We follow the state-action pairs formulation approach. We let the state space consist of the possible values of the asset price and the state indicating that "the option has been exercised".

In [4]:
# Possible price values
ps = u**np.arange(-N, N+1) * p0

# Number of states
n = len(ps) + 1  # State n-1: "the option has been exercised"

# Number of actions
m = 2  # 0: hold, 1: exercise

# Number of feasible state-action pairs
L = n*m - 1  # At state n-1, there is only one action "do nothing"

In [5]:
# Arrays of state and action indices
s_indices, a_indices = sa_indices(n, m)
s_indices, a_indices = s_indices[:-1], a_indices[:-1]

In [6]:
# Reward vector
R = np.empty((n, m))
R[:, 0] = 0
R[:-1, 1] = strike - ps
R = R.ravel()[:-1]

In [7]:
# Transition probability array
Q = sparse.lil_matrix((L, n))
for i in range(L-1):
if a_indices[i] == 0:
Q[i, min(s_indices[i]+1, len(ps)-1)] = q
Q[i, max(s_indices[i]-1, 0)] = 1 - q
else:
Q[i, n-1] = 1
Q[L-1, n-1] = 1

In [8]:
# Create a DiscreteDP
ddp = DiscreteDP(R, Q, beta, s_indices, a_indices)

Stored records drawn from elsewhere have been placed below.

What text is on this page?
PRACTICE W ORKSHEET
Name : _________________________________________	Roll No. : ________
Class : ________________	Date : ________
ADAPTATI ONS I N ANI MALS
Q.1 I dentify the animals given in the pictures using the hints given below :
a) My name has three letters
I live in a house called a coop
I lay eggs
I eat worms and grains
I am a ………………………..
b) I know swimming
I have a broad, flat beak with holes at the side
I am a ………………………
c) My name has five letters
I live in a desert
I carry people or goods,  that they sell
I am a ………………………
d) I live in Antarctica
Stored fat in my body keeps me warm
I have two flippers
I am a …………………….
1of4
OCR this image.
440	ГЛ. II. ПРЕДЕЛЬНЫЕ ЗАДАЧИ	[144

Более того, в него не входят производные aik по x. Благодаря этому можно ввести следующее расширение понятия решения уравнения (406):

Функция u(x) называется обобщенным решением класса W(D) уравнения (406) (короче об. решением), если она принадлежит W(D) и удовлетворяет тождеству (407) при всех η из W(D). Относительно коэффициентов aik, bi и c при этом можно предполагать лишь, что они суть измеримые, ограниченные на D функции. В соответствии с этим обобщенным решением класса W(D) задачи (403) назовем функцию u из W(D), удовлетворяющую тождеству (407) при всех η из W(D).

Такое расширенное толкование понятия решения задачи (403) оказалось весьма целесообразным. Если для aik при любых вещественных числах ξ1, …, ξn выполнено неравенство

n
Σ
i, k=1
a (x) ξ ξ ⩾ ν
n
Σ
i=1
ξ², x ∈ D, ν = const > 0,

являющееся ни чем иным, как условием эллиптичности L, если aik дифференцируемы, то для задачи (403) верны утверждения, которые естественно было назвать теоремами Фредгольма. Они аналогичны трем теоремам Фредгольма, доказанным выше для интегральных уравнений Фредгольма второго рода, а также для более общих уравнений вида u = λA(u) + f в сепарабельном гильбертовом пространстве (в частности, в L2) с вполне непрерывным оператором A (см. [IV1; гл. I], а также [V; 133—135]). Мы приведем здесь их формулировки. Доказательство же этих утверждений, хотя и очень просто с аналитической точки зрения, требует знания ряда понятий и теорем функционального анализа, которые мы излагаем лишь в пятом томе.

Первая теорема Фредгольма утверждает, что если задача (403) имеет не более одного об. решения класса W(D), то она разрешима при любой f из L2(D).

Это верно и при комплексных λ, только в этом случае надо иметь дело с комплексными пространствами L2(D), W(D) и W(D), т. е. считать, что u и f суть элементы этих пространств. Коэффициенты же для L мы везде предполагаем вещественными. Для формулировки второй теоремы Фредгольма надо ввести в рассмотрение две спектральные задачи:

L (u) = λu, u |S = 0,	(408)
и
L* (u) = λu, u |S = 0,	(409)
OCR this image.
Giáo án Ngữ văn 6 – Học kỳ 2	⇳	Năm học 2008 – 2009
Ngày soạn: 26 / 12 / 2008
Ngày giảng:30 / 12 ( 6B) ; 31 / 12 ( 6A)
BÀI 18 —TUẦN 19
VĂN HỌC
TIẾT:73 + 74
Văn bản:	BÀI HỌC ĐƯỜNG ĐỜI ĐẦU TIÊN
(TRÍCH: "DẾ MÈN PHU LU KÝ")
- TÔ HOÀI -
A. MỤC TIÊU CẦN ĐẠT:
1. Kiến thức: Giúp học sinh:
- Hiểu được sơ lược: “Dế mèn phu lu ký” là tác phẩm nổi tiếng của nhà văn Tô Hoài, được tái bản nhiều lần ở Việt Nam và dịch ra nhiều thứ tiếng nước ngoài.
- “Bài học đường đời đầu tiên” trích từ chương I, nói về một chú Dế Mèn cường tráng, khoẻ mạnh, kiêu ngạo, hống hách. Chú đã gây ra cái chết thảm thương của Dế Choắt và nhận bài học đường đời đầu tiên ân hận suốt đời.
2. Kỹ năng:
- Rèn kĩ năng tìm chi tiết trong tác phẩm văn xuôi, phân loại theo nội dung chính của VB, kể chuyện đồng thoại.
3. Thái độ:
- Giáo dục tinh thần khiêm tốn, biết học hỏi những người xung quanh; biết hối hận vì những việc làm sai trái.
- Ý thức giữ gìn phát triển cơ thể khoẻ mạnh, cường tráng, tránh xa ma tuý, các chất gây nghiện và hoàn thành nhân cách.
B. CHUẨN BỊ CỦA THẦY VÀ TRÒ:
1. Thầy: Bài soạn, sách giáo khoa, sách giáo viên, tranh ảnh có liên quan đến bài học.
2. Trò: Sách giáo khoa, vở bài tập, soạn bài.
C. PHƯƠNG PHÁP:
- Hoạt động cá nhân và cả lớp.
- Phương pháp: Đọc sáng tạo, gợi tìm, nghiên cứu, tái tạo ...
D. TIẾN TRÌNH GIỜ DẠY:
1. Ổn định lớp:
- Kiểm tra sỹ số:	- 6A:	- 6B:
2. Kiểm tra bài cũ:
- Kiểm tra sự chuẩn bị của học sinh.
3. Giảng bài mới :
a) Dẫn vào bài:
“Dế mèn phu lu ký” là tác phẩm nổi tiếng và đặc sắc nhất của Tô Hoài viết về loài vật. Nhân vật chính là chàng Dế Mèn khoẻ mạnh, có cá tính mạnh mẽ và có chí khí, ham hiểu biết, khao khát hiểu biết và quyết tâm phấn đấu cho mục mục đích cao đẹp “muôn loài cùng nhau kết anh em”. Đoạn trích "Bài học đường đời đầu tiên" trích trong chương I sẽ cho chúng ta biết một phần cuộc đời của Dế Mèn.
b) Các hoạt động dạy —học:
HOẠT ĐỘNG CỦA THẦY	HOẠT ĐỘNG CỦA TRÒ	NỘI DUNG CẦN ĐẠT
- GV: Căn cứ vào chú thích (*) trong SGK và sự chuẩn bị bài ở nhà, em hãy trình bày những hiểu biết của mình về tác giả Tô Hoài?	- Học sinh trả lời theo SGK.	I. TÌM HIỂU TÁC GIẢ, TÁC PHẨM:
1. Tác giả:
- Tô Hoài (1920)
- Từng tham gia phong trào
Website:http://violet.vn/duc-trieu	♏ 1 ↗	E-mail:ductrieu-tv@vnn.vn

The backward induction algorithm for finite horizon dynamic programs is offered as the function backward_induction. (By default, the terminal value function is set to the vector of zeros.)

In [9]:
vs, sigmas = backward_induction(ddp, N)


In the returns, vs is an $(N+1) \times n$ array that contains the optimal value functions, where vs[0] is the value vector at the current period (i.e., period $0$) for different prices (with the value vs[0, -1] = 0 for the state "the option has been exercised" included), and sigmas is an $N \times n$ array that contins the optimal policy functions.

In [10]:
v = vs[0]
max_exercise_price = ps[sigmas[::-1].sum(-1)-1]

In [11]:
fig, axes = plt.subplots(1, 2, figsize=(12, 4))

axes[0].plot([0, strike], [strike, 0], 'k--')
axes[0].plot(ps, v[:-1])
axes[0].set_xlim(0, strike*2)
axes[0].set_xticks(np.linspace(0, 4, 5, endpoint=True))
axes[0].set_ylim(0, strike)
axes[0].set_yticks(np.linspace(0, 2, 5, endpoint=True))
axes[0].set_xlabel('Asset Price')
axes[0].set_title('Put Option Value')

axes[1].plot(np.linspace(0, T, N), max_exercise_price)
axes[1].set_xlim(0, T)
axes[1].set_ylim(1.6, strike)
axes[1].set_xlabel('Time to Maturity')
axes[1].set_ylabel('Asset Price')
axes[1].set_title('Put Option Optimal Exercise Boundary')
axes[1].tick_params(right='on')

plt.show()


The figure in the right panel looks different from the corresponding figure in Miranda and Fackler (Figure 7.4(b), p.180).